Так я и сделал, только сперва развел огонь в печурке, закрыл двери на засов и подпер ее крепкими кольями. Однако на этот раз лег уж не на пол, где провел столько ночей, а на мою походную кровать. Улегся, как барин, как настоящий владыка Харгиты. Но не вялое бездумье и слабость мною овладели, как бывает после ухода врага, нет, все кипело и вздымалось во мне, словно после бури вода в горном потоке!
Не пожелал бы я Шурделану в те минуты вернуться: уж он бы от меня не ушел, как и турки от Хуняди.
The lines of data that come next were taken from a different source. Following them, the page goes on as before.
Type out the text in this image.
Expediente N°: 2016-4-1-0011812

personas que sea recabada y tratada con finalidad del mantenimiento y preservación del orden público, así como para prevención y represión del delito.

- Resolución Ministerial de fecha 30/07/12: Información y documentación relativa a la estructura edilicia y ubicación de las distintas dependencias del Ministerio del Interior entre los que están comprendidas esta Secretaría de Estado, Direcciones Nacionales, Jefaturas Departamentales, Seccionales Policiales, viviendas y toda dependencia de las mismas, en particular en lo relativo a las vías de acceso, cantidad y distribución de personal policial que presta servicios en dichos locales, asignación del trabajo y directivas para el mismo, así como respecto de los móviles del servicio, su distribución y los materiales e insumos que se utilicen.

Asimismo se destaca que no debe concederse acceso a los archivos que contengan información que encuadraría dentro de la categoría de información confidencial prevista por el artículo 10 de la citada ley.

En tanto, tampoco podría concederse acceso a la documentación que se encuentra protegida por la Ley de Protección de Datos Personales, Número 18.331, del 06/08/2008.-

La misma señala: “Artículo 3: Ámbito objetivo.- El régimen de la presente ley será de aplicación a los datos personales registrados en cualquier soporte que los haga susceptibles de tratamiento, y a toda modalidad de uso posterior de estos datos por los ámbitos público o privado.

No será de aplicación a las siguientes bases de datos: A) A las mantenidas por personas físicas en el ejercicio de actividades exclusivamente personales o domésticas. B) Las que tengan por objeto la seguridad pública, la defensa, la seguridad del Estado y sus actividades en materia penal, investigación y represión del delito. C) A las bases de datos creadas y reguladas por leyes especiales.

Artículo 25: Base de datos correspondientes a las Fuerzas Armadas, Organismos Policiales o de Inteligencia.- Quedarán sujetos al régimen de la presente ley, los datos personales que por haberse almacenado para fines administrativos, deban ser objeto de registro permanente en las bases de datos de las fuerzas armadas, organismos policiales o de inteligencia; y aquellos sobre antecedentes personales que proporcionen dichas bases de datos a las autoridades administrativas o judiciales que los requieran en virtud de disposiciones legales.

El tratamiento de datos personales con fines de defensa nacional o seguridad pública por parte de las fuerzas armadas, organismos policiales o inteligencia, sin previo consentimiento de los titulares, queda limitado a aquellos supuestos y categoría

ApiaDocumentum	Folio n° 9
На всякий случай я даже встал и еще раз проверил, крепко ли приперта дверь, а потом лег опять.
Так как же все это было, Абель? – спросил я себя.
И когда стал перебирать, как прожил я здесь с жандармом, раскинулась передо мною великая-великая пустота. И в этой великой пустоте жил я один, да и то лишь затем, чтобы было кому пустоту эту видеть.
Пустоту и в ней – памятки о правлении Шурделана. Дорогую мою козочку, мученицей вознесенную над землею! Нет, не козочку, только скелет да череп, а живое тело ее, которое давало мне молоко и бальзам от веснушек, сожрал бессовестный Шурделан! И как раз в то время, когда она, бедная, так по любви томилась!.. Эх, верно сказал мне тогда кассир, чтобы остерегался я Шурделана! А как было остерегаться? Шурделан орлиным мясом меня накормил, тем в постель уложил; и теперь уж не пить мне больше молока, не готовить бальзам от веснушек…
А где Блоха, которую я понапрасну зову, озирая зимние дали?! Затерялся, видно, след ее в белой пустыне, и скитается она невесть где, навек испуганная орлом-стервятником и жандармом. Убежала, бедная, и нет теперь рядом со мной этих умных глаз, этой рыже-коричневой шерсти, от которых так бывало тепло в часы невзгод!
А где моя кошка, что мурлыкала мне в ухо свои песенки и защищала от мышей буквы, как Блоха оберегала меня от воров?!
А две курицы, которые и для короля не неслись бы щедрее, чем неслись для меня?!
Хотя, по правде сказать, кровь моих кур у лисы на совести…
Остальное же – на совести Шурделана, и теперь его душу всю жизнь будут тревожить блеянье козы, лай Блохи и мяуканье кошки.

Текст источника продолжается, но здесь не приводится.